At night they set the camera on a shelf overlooking the family room downstairs, a la Paranormal Activity, to discover who (or what) is making all the strange noises. When they view the footage their worst fears are quickly confirmed, and they find themselves thrown in the middle of a brutal struggle to escape the terror that surrounds them on all sides.
A great deal of The Visit’s success has to do with the strong performances given by Olivia DeJonge and Ed Oxenbould, who portray Becca and Tyler. DeJong, as the precocious Becca, sets out to make her film much like a young Fellini might, and throws around terms like mise-en-scène with the same enthusiasm other kids her age use when discussing Kim Kardashian’s ass. At the same time, Oxenberg provides welcome comic relief that does a great job of cutting through the considerable tension found throughout the movie. A great example of this is when Tyler, who is determined to stop swearing, decides to use the names of popular female musicians instead of curse words. My favorite part of the movie is when he falls unexpectedly and shouts “Sarah McLachlan!”
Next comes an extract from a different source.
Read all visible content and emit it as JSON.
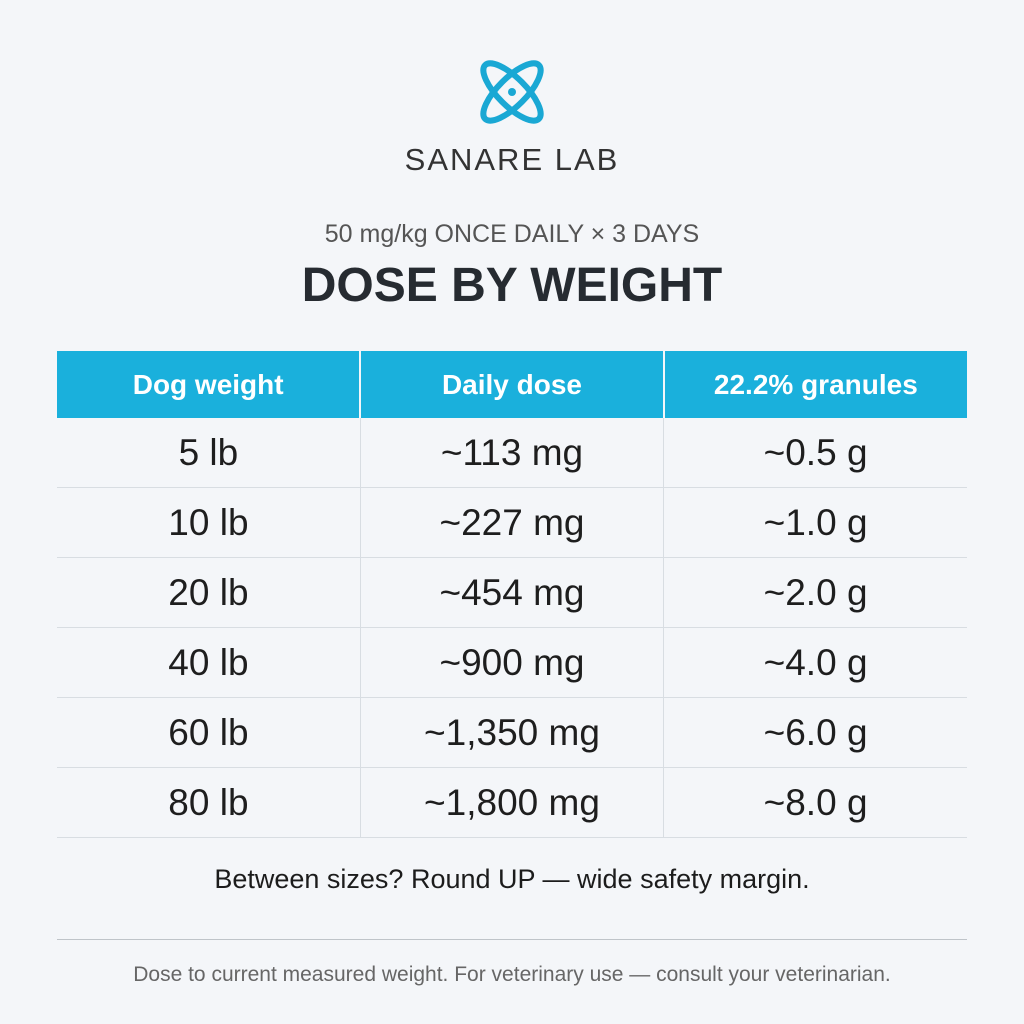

Along with The Visit’s strong characterizations, there is a thick, creepy atmosphere throughout the movie, one filled with horrors more psychological than supernatural. Shyamalan understands, and effectively conveys to his audience, that the terrors associated with such maladies as mental illness and dementia are just as scary (if not more so) than any possessed doll or haunted house could ever be.
And yes, there is a surprise ending, and it’s quite a good one, as a matter of fact.
The bottom line is that The Visit is typical M. Night Shyamalan fare: sympathetic characters, unique plot, heavy mood, and a twist at the end. If you liked his other films, chances are you’ll enjoy this one as well. Those who don’t will use The Visit as their latest proof that Shyamalan fizzled out long ago. But don’t just take it from me. After all, I’m the biggest Patriots fan on the planet, so what do I know? Go see it yourself and make up your own mind.